Para empresas estrangeiras que já vinham de olho na América do Sul, a pergunta deixou de ser “o acordo vai sair do papel?” e passou a ser “o que já vale, o que ainda falta, e por que o Brasil segue sendo o ponto de partida mais lógico para entrar na região”.
Nem tudo entrou em vigor ao mesmo tempo
Um detalhe pouco comentado é que o acordo foi dividido em duas partes com ritmos diferentes. O Acordo Interino de Comércio (ITA), que trata de acesso a mercados e redução de tarifas, começou a valer em maio porque dependia apenas da ratificação dos países do Mercosul e da aprovação da União Europeia como bloco.

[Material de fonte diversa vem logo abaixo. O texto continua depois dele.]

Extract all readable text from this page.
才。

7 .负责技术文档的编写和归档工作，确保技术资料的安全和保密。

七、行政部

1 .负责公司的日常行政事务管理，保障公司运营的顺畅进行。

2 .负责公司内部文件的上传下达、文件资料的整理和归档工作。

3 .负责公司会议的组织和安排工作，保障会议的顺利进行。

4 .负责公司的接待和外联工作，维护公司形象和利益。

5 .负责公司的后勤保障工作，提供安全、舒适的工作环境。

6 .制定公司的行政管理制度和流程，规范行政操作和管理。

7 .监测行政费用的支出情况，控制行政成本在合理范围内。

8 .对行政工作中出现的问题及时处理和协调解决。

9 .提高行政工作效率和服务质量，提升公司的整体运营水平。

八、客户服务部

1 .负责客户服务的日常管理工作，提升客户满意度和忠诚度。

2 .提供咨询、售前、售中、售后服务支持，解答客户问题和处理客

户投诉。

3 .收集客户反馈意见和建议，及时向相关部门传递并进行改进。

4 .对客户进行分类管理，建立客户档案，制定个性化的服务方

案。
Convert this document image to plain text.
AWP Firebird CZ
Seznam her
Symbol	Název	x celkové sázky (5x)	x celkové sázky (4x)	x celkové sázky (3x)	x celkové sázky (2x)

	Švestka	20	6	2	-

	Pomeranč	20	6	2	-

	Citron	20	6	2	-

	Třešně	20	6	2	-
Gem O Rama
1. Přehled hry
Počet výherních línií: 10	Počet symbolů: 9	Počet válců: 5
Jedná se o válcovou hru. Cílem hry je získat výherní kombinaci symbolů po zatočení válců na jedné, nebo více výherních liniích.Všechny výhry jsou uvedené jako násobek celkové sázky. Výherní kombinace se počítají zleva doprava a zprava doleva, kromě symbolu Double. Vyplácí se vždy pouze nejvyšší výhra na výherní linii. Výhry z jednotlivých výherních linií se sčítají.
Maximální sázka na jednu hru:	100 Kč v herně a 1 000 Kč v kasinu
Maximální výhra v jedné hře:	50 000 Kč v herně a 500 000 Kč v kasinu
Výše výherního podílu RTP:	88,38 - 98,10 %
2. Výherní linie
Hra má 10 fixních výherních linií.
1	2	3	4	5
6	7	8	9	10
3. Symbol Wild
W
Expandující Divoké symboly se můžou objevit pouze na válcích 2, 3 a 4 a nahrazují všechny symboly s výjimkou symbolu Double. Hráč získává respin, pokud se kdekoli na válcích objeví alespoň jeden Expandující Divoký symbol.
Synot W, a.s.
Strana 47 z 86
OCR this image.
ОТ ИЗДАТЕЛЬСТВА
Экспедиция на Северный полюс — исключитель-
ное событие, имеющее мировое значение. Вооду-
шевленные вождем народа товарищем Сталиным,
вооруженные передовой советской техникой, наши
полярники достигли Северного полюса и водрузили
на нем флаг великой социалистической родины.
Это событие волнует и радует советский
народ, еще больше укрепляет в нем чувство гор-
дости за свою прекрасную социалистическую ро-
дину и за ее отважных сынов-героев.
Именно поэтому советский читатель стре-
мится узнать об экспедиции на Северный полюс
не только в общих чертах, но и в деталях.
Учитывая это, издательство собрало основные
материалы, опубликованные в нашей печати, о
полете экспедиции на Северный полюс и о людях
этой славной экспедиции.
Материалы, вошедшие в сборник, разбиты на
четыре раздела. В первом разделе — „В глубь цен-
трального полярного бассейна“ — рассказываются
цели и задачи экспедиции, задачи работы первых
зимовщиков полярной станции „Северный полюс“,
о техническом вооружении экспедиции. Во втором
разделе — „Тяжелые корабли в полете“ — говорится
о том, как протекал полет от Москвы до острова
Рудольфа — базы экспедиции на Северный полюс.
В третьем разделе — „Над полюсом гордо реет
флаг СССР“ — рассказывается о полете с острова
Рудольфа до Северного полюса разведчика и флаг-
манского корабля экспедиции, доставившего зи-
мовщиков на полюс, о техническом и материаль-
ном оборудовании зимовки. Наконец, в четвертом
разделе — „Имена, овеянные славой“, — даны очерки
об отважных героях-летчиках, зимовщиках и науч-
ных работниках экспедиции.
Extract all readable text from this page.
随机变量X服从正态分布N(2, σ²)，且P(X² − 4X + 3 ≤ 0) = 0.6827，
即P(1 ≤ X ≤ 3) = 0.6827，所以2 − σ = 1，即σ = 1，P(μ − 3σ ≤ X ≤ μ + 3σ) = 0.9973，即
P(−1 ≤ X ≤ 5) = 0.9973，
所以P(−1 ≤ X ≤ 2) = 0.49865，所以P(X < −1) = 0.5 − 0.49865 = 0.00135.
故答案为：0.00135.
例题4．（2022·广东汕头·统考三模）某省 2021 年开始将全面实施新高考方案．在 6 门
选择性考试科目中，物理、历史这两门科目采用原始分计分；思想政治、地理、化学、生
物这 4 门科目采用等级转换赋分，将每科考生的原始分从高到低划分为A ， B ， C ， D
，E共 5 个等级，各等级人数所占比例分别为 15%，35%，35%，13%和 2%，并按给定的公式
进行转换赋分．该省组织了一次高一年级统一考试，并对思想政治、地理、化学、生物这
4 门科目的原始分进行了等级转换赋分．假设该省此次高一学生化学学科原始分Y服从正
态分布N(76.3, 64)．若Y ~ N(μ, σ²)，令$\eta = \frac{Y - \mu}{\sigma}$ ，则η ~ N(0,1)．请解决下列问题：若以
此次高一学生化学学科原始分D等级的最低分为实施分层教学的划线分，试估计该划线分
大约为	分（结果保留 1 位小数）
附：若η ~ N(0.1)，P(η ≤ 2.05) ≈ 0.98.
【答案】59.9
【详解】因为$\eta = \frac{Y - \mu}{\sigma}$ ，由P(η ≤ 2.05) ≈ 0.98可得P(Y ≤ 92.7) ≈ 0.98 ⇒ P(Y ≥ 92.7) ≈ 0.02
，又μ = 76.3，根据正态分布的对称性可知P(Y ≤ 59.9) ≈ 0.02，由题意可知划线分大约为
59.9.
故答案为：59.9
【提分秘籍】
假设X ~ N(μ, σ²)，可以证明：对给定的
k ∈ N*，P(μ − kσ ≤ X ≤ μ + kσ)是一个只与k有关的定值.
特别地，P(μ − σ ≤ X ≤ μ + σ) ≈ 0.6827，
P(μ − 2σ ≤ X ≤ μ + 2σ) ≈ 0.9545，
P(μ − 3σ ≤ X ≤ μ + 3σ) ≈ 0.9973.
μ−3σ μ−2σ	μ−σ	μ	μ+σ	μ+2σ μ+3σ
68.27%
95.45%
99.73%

Já o Acordo de Parceria (EMPA), que cobre cooperação política e governança ambiental, exige a ratificação individual de cada um dos 27 países da União Europeia, incluindo alguns com resistência declarada, como França, Polônia e Irlanda.
Na prática, isso significa que a parte que interessa a quem pensa em operar na região, eliminação de tarifas para milhares de produtos, já está em curso, mesmo com a dimensão institucional do acordo ainda em processo de consolidação nos próximos anos.
Por que o Brasil segue sendo o ponto de entrada mais lógico?
O Mercosul opera com uma Tarifa Externa Comum (TEC), o que faz o bloco negociar com o mundo como uma unidade só. Isso tem uma consequência direta para empresas estrangeiras: instalar operação em um dos quatro países do bloco facilita o acesso aos outros três, e acordos fechados pelo bloco como um todo tendem a beneficiar quem já está operando dentro dele.
O Brasil concentra a maior economia e o maior mercado interno do grupo, o que naturalmente atrai um número expressivo de multinacionais que já usam o país como plataforma regional, uma espécie de prova social para quem ainda está decidindo onde instalar a primeira operação sul-americana.
O que é realmente novo em relação a alguns meses atrás
Enquanto o acordo com a UE avançava, o Brasil também seguiu negociando em paralelo. O país tem avançado em acordos comerciais adicionais com Singapura e com os países da Associação Europeia de Livre Comércio (EFTA), como parte de uma estratégia mais ampla de diversificação de parceiros comerciais. Isso reforça um ponto que só fica mais claro agora: a abertura comercial do Brasil não depende de um único acordo, é uma tendência em curso, com o Mercosul-UE como o capítulo mais recente e visível dela.
Do lado jurídico, também vale registrar que o Parlamento Europeu pediu um parecer ao Tribunal de Justiça da União Europeia sobre a compatibilidade do acordo com os tratados europeus, um processo que pode levar até dois anos, mas que não interrompe a vigência comercial já em curso. Para quem avalia entrar no mercado agora, isso significa operar sob regras já válidas, mesmo com alguns detalhes institucionais ainda em aberto.
O que isso muda na prática para quem está decidindo entrar agora
Instalar uma operação no Brasil não é apenas uma decisão sobre onde ficar fisicamente, mas de como acessar um mercado regional inteiro. Com a parte comercial do acordo Mercosul-UE já em vigor, entrar pelo Brasil agora significa operar em um momento em que a integração comercial da região deixou de ser uma perspectiva e se transformou em realidade.